A estas alturas de las barcenadas, el problema no es ya indignarse por la corrupción generalizada en la política, sino cómo salir de ella. A la ciudadanía empiezan a importarle poco corruptos y corruptelas. La degradación ha llegado tan lejos, es tan generalizada, que la sensación de asco da por verídica cualquier acusación. Y esto es muy peligroso, porque cuando cualquier cloaca es creíble, además de dar cancha a todos los demagogos futuros, estamos siendo muy injustos con aquellos políticos que hacen su trabajo con honestidad. Y a la vez, estamos desautorizando al instrumento más eficaz para organizar la sociedad civilizadamente: la política, y por extensión, la democracia.
Es en este caldo de cultivo donde los verdaderos gánster de la política pasan desapercibidos, pues en el tumulto de la corrupción generalizada no se discrimina, ni se matiza.
Llevamos tres décadas de partidos no democráticos. O para ser más exactos, formalmente democráticos, pero en la práctica, profundamente dirigistas, donde la democracia interna no existe o esta amañada por el filibusterismo normativo. Sin excepción. Es esa tendencia humana al control del poder. Como resultado, todos los que tienen responsabilidades dentro de ellos, comenzando por sus máximos dirigentes, han sido seleccionados por su lealtad y sumisión, y no por su competencia y ética. La preparación, la discrepancia, el juego limpio, la renovación de ideas, el respeto a los principios de sus estatutos, o la eficacia, no sólo no se valoran, sino que a menudo se convierten en un inconveniente para ser respetados dentro de las direcciones de los partidos. O mejor dicho, la preparación sí se valora, siempre y cuando esté al servicio del dirigismo no democrático de sus dirigentes enrocados en el control del partido.
En esa atmósfera, la transparencia y el respeto a la palabra dada a los electores desaparecen, y en su ausencia, crecen todas las miserias, incluida la corrupción. En lugar de denunciar al compañero que roba, se le protege, todo en nombre de la defensa del partido. La disculpa es genética: no hay que dar al adversario motivos de crítica, la defensa numantina del patrimonio es entonces una condición imprescindible para formar parte del grupo dirigente. Todo el mundo sabe a qué atenerse, equivocarse en los pactos no escritos conlleva la exclusión de listas y prebendas. No hay que morder la mano que te da de comer, dicen los más cursis.
Bien, pero todo esto ya lo sabemos. El problema que tenemos hoy en España es cómo salir de este lodazal, cómo reconvertir estas máquinas de alienación política, en instrumentos eficaces y éticos para respetar a los ciudadanos y proveerles de los bienes materiales necesarios para procurar su felicidad y garantizar la justicia y la libertad del conjunto.

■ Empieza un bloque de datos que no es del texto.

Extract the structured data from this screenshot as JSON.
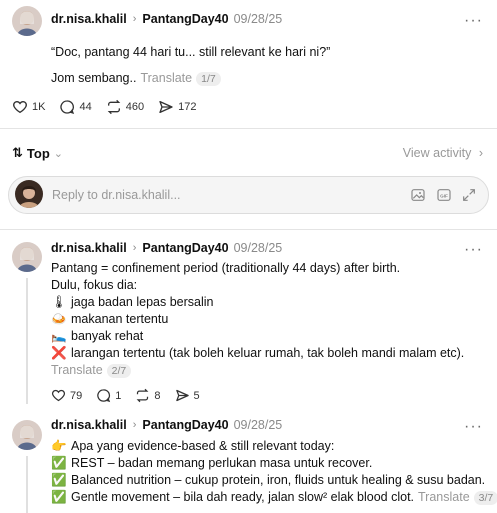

Con este ruido de cloacas, ¿hay espacio para pensar una solución? Porque si no hay espacio para imaginar un cambio de modelo, un escándalo tapará a otro, unas críticas sucederán a otras, hoy yo, mañana tú y siempre hasta el cuello de mondongo todos. ¿Cuántas horas dedican los medios a construir, en lugar de destruir o criticar? Quizás ha llegado la hora de dedicar buena parte de nuestras energías a exigir a todos los partidos cambios en sus máquinas de control en lugar de afear solo la conducta a los adversarios. Y para eso, lo primero es echar de la política a los corruptos y a todos los que juegan a protegerlos para protegerse. Sean del partido que sean.